NECがプロセス産業専門ERPの最新版を発売

プロセス産業特有の生産モデル・グローバル会計に対応

 2003.05.30−NECは、化学・医薬・食品などのプロセス産業に特化した独自開発のERP(エンタープライズリソースプランニング)パッケージ「FlexProcess」(フレックスプロセス)の最新版リリース5.0の販売・出荷を開始した。副産物や連産品が生じるなどのプロセス産業特有の生産モデルに対応し、多通貨・多言語のグローバルな会計システムを組み込んでいることが特徴。とくに、今回の最新版はマイクロソフトの“ドットネットフレームワーク”に準拠させ、XMLを含めて他システムとの連携性を高めた。アジア市場での販売戦略も強化し、3年間で240サイトへの導入を目指していく。

 フレックスプロセスは、旧マーカム社が開発した「プロティアン」と呼ばれるパッケージが前身で、2001年にNECがソースコードを含めたライセンスを買い取ったもの。当時のバージョンはプロティアン3.1で、2001年12月に発売した4.0から商品名をフレックスプロセスに変更した。これには、NECが開発した会計モジュールが付加されていたが、生産管理系のモジュールは変わっていなかったため、今回の5.0が全体をNECの手でリニューアルした最初のバージョンということになる。

 部品表と工程表を基盤にした一般的な生産管理では、副産物やリサイクル品、パイプライン生産、バッチ混合生産などのプロセス産業特有の生産工程に対応させることは難しい。フレックスプロセスでは、ビジュアルにプロセスフローを描くかたちで生産工程をモデル化できるので、現実に則した柔軟な生産管理を行うことが可能。

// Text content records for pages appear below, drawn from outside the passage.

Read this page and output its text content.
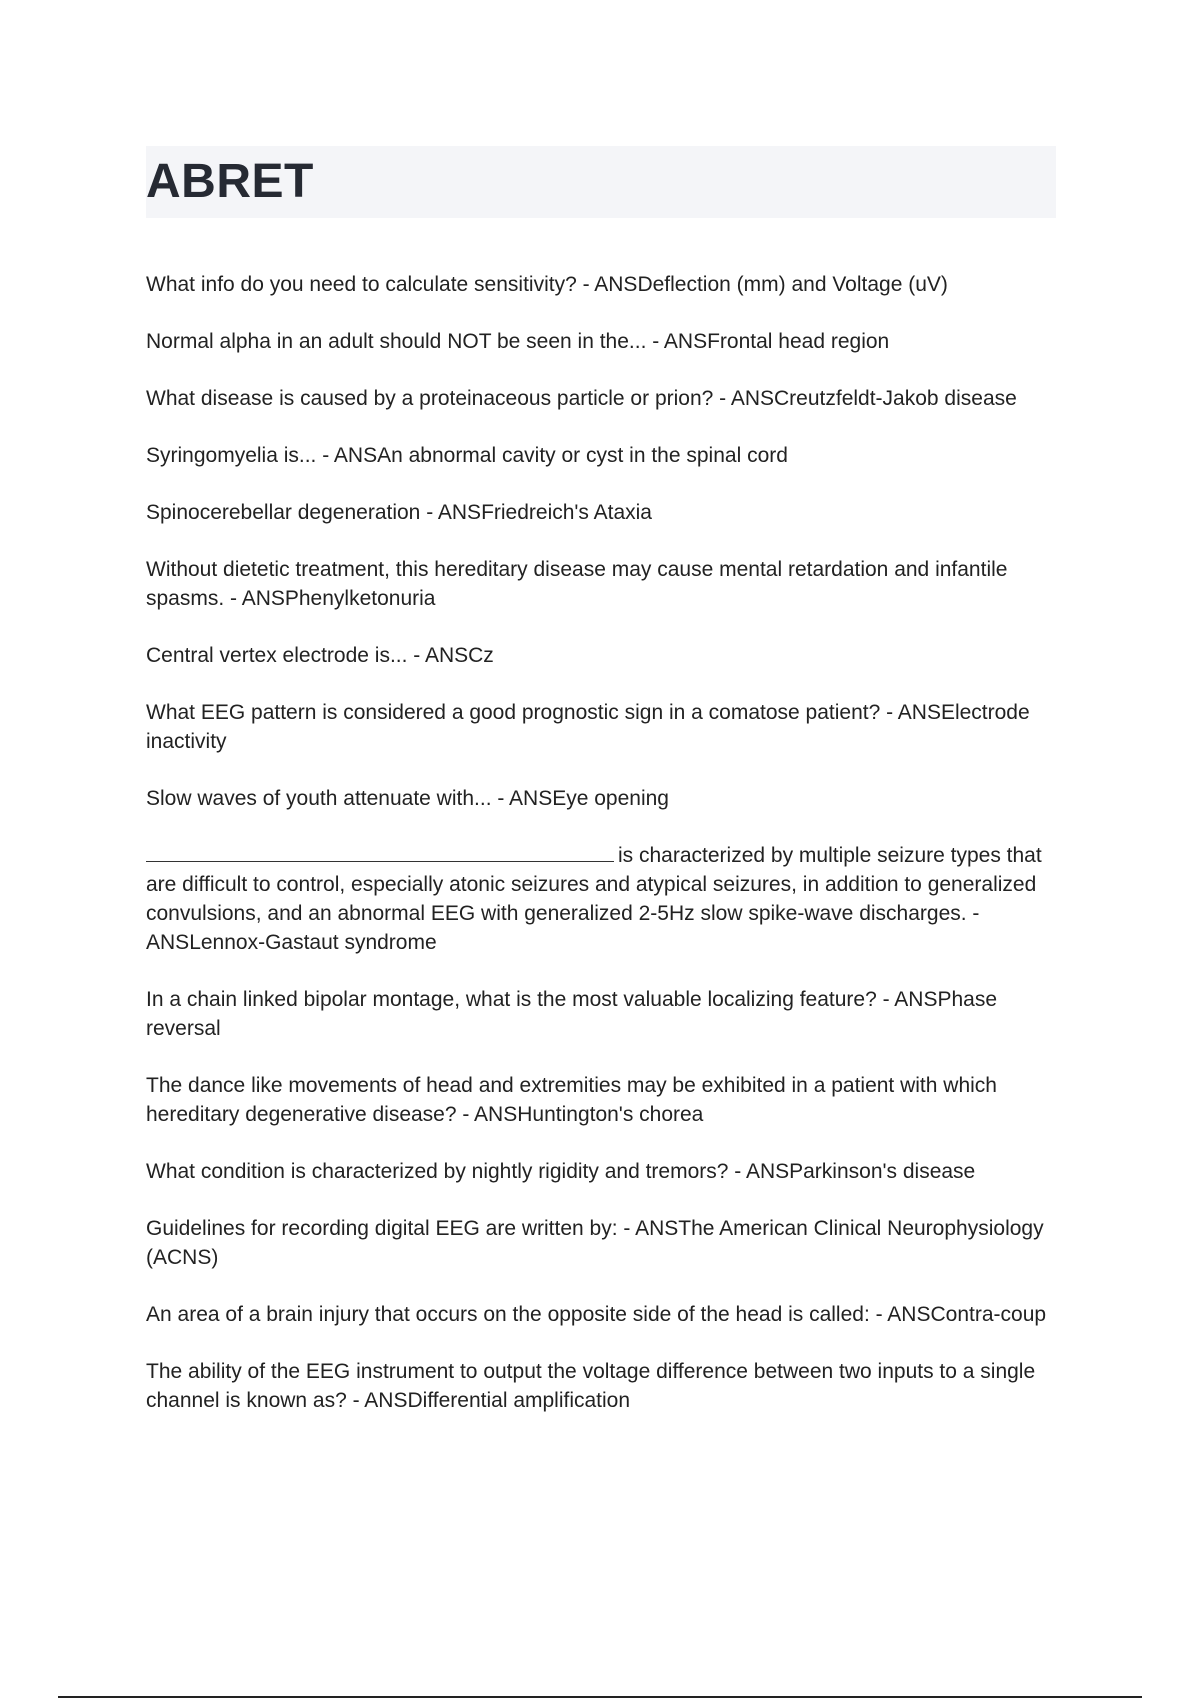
ABRET
What info do you need to calculate sensitivity? - ANSDeflection (mm) and Voltage (uV)
Normal alpha in an adult should NOT be seen in the... - ANSFrontal head region
What disease is caused by a proteinaceous particle or prion? - ANSCreutzfeldt-Jakob disease
Syringomyelia is... - ANSAn abnormal cavity or cyst in the spinal cord
Spinocerebellar degeneration - ANSFriedreich's Ataxia
Without dietetic treatment, this hereditary disease may cause mental retardation and infantile spasms. - ANSPhenylketonuria
Central vertex electrode is... - ANSCz
What EEG pattern is considered a good prognostic sign in a comatose patient? - ANSElectrode inactivity
Slow waves of youth attenuate with... - ANSEye opening
is characterized by multiple seizure types that are difficult to control, especially atonic seizures and atypical seizures, in addition to generalized convulsions, and an abnormal EEG with generalized 2-5Hz slow spike-wave discharges. - ANSLennox-Gastaut syndrome
In a chain linked bipolar montage, what is the most valuable localizing feature? - ANSPhase reversal
The dance like movements of head and extremities may be exhibited in a patient with which hereditary degenerative disease? - ANSHuntington's chorea
What condition is characterized by nightly rigidity and tremors? - ANSParkinson's disease
Guidelines for recording digital EEG are written by: - ANSThe American Clinical Neurophysiology (ACNS)
An area of a brain injury that occurs on the opposite side of the head is called: - ANSContra-coup
The ability of the EEG instrument to output the voltage difference between two inputs to a single channel is known as? - ANSDifferential amplification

 また、会計システムがグローバル対応しているため、むしろこちらを中心に導入するユーザーも少なくないという。

 今回の最新版での機能強化は、ドットネットフレームワークへの対応と、データ交換の標準技術としてXMLを採用したことがポイント。ドットネットに準拠した他システムとの統合化が容易であるほか、XMLを使って異なるプラットホーム上のアプリケーションとも自由にデータ交換が行えるようになった。

 NECでは、シンガポールにある100%子会社のオブテック社(マイケル・リム社長)を通して、東南アジアに進出している日系企業を中心にフレックスプロセスの販売活動を展開中。今後は、現地資本のプロセス企業への提案活動も強化していく。同時に、中国および米国市場にも本格的に参入していく考えで、今年は具体的なパートナーづくりを進める。中国向けには、年内にも本格事業化を果たしたいという。